Friday, March 15, 2013

Practically Perfect

I believe that perfection is basically unattainable, but only by the tiniest of margins. I think we come so close to perfection and maybe catch glimpses of it but we only truly know it once or twice in our lifetime. I'm ok with that. What I have come to realize in my twenty-four years (yes 24, I know I seem as wise as a woman who has lived two lifetimes) is that I have moments and experiences that are practically perfect. 

I have had nights that are practically perfect. There are nights where I recognize what is happening and I take a beat to soak it all in. I absorb the laughter and friendship. Last summer I went out for the unofficial 5 year high school reunion for the class of 2007. There couldn't have been more than 12 or so of us at our favorite bar but it didn't matter. We told old stories and laughed at our classmates, our teachers, each other. Timeworn jokes became just as funny as the day they happened and the warm blanket of familiarity fit snugly around us all. It was practically perfect.  



Just last week I spent five plus hours in a pub in Boston with some of my favorite people. Embarrassing stories were traded and memories relived and new adventures told. There was beer and smiles and giant hugs and sarcasm and love. It was practically perfect. 

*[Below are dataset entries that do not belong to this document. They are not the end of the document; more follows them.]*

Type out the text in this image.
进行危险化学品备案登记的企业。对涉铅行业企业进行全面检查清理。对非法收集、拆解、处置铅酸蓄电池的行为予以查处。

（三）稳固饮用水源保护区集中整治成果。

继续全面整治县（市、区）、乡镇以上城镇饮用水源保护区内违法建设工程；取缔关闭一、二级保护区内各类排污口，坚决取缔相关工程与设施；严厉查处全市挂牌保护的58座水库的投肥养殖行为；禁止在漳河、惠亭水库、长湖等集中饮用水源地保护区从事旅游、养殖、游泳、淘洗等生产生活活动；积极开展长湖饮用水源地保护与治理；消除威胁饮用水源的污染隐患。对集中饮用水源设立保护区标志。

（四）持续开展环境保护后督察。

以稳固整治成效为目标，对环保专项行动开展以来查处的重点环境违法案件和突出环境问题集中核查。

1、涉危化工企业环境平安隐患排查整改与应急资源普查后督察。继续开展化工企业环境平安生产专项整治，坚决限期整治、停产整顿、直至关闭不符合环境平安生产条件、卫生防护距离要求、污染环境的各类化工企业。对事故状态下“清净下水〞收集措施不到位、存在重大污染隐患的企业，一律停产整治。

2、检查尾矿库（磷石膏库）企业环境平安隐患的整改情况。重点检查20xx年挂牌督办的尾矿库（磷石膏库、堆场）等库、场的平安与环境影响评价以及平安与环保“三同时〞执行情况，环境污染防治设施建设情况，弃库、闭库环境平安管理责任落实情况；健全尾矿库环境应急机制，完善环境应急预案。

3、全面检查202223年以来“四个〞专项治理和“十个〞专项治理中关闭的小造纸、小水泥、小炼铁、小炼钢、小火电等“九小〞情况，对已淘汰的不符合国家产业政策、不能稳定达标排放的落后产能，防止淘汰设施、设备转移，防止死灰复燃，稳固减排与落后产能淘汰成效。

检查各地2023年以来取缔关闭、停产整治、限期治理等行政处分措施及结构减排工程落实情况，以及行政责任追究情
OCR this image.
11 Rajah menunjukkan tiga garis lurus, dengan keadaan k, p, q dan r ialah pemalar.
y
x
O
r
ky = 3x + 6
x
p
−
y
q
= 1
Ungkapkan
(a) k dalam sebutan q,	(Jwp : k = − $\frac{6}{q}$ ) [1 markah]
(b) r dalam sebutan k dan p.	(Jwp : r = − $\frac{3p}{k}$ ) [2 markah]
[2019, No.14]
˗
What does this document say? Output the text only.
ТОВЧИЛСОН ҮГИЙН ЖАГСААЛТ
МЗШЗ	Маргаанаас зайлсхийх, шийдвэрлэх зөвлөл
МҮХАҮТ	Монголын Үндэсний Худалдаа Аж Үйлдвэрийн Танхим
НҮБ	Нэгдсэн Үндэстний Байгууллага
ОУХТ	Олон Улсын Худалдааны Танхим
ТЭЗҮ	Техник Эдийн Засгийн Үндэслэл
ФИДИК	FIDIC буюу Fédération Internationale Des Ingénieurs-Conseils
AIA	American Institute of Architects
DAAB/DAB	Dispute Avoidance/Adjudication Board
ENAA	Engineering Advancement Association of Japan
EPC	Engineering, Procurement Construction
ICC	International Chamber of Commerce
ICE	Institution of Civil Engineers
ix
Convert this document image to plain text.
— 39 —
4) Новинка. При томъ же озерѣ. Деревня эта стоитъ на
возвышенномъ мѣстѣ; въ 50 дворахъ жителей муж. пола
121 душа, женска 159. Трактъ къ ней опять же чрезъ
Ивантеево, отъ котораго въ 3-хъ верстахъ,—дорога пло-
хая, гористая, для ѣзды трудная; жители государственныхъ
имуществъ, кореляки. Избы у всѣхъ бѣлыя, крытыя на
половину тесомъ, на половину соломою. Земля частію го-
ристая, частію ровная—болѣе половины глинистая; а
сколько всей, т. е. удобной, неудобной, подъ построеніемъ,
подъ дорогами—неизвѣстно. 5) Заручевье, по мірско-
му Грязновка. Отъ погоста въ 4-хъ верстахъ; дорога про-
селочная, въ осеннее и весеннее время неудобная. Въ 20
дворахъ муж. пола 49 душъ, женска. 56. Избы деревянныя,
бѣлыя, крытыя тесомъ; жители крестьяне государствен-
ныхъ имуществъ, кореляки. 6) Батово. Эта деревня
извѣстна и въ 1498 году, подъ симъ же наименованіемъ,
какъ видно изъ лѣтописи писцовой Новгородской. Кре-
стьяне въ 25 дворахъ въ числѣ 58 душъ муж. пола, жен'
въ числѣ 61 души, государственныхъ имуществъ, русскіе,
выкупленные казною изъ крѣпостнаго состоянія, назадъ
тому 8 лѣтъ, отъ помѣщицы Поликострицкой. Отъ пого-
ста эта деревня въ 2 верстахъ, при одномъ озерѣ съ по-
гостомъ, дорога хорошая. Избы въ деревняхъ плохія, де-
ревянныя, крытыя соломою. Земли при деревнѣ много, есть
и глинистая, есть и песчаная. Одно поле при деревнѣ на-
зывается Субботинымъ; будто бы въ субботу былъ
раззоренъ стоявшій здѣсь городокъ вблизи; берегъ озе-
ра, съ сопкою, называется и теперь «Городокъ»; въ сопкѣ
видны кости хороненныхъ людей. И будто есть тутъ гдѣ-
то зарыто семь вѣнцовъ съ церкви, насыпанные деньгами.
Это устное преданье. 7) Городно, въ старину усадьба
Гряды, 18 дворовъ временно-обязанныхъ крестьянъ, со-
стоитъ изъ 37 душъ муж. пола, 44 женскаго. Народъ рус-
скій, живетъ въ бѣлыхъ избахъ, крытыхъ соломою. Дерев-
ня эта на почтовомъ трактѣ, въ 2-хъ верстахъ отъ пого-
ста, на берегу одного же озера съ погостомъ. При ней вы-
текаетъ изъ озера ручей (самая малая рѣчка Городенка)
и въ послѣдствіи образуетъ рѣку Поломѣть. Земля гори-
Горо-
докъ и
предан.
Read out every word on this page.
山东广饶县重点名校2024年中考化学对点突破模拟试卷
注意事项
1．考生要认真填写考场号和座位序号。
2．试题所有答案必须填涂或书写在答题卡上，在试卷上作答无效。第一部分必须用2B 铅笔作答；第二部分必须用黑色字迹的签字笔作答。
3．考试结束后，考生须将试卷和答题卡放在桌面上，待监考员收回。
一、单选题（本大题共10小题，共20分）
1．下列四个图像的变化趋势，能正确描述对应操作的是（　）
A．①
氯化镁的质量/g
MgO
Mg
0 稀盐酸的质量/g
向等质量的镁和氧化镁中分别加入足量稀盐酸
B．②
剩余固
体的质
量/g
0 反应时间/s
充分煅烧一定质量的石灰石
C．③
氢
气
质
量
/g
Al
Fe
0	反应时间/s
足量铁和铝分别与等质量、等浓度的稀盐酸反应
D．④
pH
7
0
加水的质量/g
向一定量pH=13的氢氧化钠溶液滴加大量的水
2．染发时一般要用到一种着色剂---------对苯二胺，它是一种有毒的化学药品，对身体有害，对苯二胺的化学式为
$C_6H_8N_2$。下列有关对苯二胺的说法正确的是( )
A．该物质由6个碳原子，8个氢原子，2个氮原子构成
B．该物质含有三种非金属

Those are examples of what my favorite practically perfect nights are like. I have fuzzy memories of practical perfection from my younger days. I remember building snow forts in our subdivision, our mothers watching warmly from inside the house. I remember summers spent barefoot from sun up to sun down. I remember rushing to the barn first thing and being on my horse until it was so dark I couldn't see her ears. I remember summer league softball. My childhood was practically perfect. 

Small moments can also exist in the frame of practical perfection. I recently had a texting conversation with an old friend that lives on the complete opposite coast from me and it made me feel not so alone for the night. We shared laughs and fears and anxiety. A text conversation, something so small and used so often, yet it filled me with contentment. It was practically perfect. 

I've had cups of coffee that are so good they seem perfect. There's been nights when I swear my beer was perfect. And each time I smile and recognize how practically perfect it tastes. 

Books, movies, songs...they too can be practically perfect. The Fault in Our Stars by John Green is as close to perfect as I've read. I find Phantom of the Opera an almost perfect movie.

So maybe people say you shouldn't even bother reaching for perfection because it's impossible. Maybe they'll tell you it simply isn't worth the effort. "Go home," they'll say. Isn't that settling? Because without reaching for those perfect moments, I don't think we'd hit those practically perfect moments, those practically perfect nights...and I'd hate to live in a world without them. 

I have in no way included all of my memories of my brush with perfection. (I mean how do I even describe the wedding in Florida? Or my 21st birthday party? Or the Carrie Underwood concert?) Some things are better left unsaid.

I can honestly say I believe I've had one perfect day. It involved pink shirts, pink hair, and it was full of people I love. Can ya guess?